Each subject's daily log was evaluated for occurrence of adverse events and study drug compliance. During the final visit, a physical examination recheck was performed on each subject. There were no dropouts or premature terminations of subject participation in the study.
Adverse Events
Adverse events included all disturbances of general health status, subjective and objective disease symptoms (including relevant changes of laboratory values), intercurrent diseases, observed in the context of the trial irrespective of a possible causal relationship with administration of the study drug. Each subject reported adverse events in the daily diary provided by the investigator. Interim analysis was made at 7, 14, and 21 days by examination of the patient diary.

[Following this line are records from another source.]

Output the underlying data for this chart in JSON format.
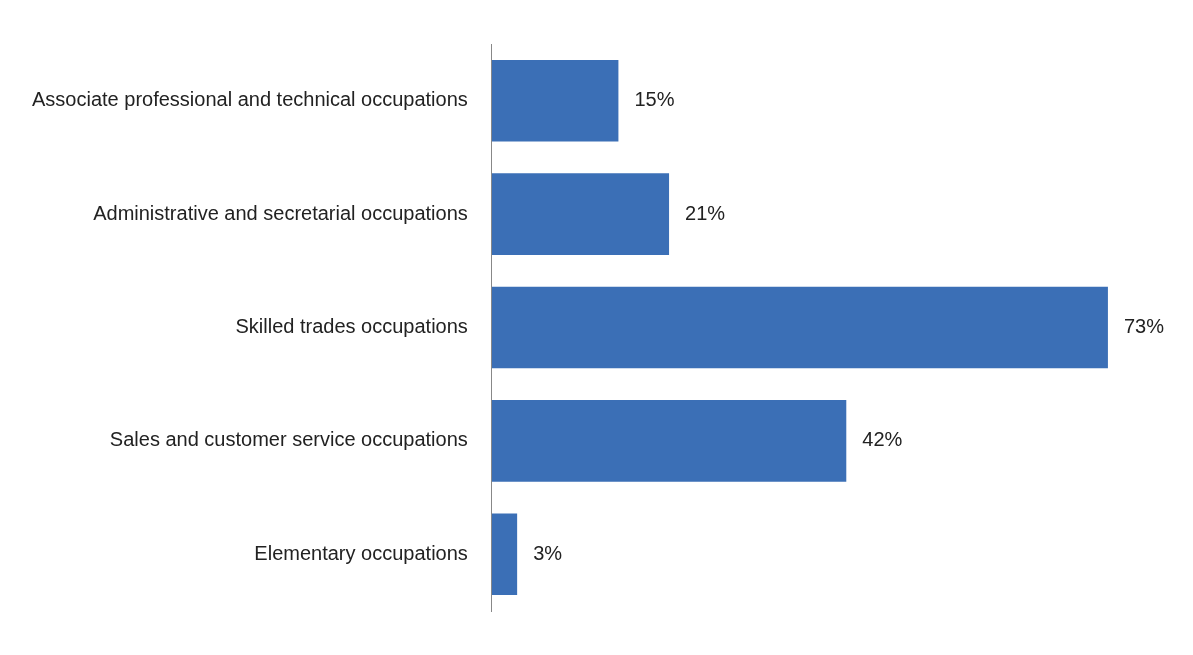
{
  "chart_data": {
    "type": "bar",
    "orientation": "horizontal",
    "categories": [
      "Associate professional and technical occupations",
      "Administrative and secretarial occupations",
      "Skilled trades occupations",
      "Sales and customer service occupations",
      "Elementary occupations"
    ],
    "values": [
      15,
      21,
      73,
      42,
      3
    ],
    "value_labels": [
      "15%",
      "21%",
      "73%",
      "42%",
      "3%"
    ],
    "color": "#3b6fb6",
    "grid": false,
    "legend": false,
    "tick_labels": "y"
  }
}
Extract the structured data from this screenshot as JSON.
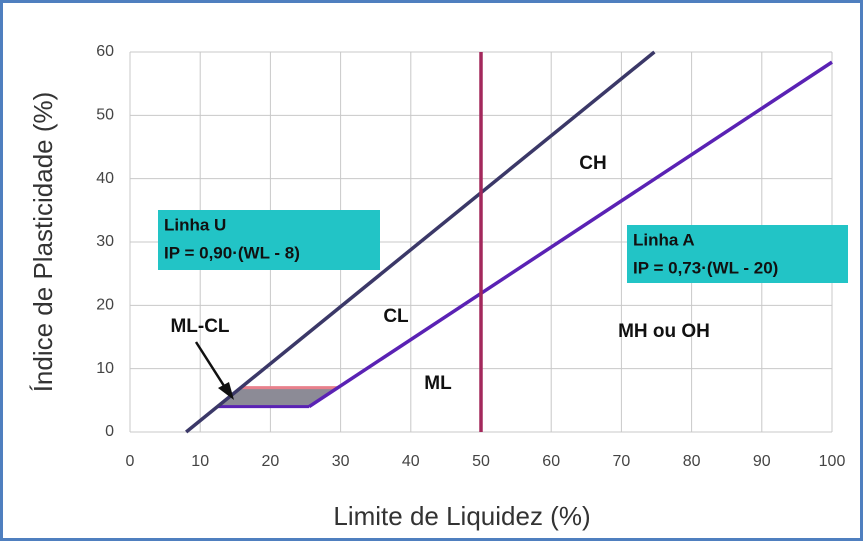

Regardless of causal relationship, all adverse events reported by subjects or observed by the investigator were recorded on the Adverse Events Data Sheet. Severity of the adverse event was ranked on a scale from 1 to 4: 1=mild; 2=moderate; 3=severe; and 4=life-threatening. Relationship of each adverse event to the ingestion of the study drug was ranked on a scale from 1 to 5: 1=unrelated; 2=remote; 3=possible; 4=probable; and 5=related. Action taken to relieve the adverse event was categorized from 1 to 4: 1=no action taken; 2=discontinued drug; 3=treatment required; and 4=hospitalization required. Finally, the outcome of the adverse event was ranked as 1=event resolved or 2=event or reaction continues. Had any serious adverse events occurred they would have been reported immediately by the primary investigator to the Scientific Department of HEEL Inc., the manufacturer of the drug.
Statistical Analysis
The independent variable was treatment by the study drug taken over the course of 28 days. The dependent variables were the laboratory test variables, adverse events, severity of adverse events, relationship of adverse events to administration of the study drug, action taken to resolve the event, and outcome of the adverse events. The study conditions were standardized throughout the group. The sample size (n=20) was decided by the sponsor, Heel Inc., 11600 Cochiti Street SE, Albuquerque, NM 87123. The study was a within-subjects design and was not blinded.

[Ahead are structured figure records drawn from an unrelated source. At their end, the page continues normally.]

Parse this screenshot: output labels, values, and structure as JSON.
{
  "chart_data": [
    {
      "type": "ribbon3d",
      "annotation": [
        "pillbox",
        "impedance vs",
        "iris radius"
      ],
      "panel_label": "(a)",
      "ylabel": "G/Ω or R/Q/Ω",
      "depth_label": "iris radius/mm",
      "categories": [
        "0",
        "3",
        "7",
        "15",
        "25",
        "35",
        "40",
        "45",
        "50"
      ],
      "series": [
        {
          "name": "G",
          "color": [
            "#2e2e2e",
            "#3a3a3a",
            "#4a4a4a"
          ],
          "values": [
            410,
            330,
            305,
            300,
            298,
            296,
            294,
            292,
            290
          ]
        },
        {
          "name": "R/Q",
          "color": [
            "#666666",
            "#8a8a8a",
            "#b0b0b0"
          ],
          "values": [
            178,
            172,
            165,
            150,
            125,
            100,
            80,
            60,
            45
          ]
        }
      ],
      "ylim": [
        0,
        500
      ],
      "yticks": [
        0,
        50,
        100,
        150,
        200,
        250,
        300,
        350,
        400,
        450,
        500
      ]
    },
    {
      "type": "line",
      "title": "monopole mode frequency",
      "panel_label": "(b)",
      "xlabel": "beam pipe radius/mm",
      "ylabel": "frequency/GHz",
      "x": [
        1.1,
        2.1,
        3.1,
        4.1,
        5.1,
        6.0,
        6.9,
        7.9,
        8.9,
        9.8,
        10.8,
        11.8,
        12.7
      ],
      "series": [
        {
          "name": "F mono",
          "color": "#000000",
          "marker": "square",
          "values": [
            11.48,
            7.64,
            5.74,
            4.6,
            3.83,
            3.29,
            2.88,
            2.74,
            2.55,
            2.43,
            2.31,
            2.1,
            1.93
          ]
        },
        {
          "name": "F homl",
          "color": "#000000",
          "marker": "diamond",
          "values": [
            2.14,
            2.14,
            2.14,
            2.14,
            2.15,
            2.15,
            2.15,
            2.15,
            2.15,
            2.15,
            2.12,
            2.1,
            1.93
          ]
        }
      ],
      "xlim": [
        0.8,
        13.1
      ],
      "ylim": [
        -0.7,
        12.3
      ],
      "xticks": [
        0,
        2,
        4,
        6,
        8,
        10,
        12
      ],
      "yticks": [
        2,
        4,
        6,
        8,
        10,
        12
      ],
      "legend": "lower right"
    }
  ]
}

All adverse events were listed together with information on onset, duration, severity, relationship to drug, and outcome. Frequency statistics were run to evaluate the frequency of adverse events, their severity, their relationship to study medication, any action taken to resolve them, and the outcomes of the events. A paired samples t test was used to evaluate changes that occurred in the physiological variables from baseline to posttreatment. The biometrical evaluation was performed using a personal computer with the SPSS statistical software package (SPSS Inc, Chicago, Ill.). The study conformed to the principles of the Declaration of Helsinki as well as with German drug law and the requirements thereof.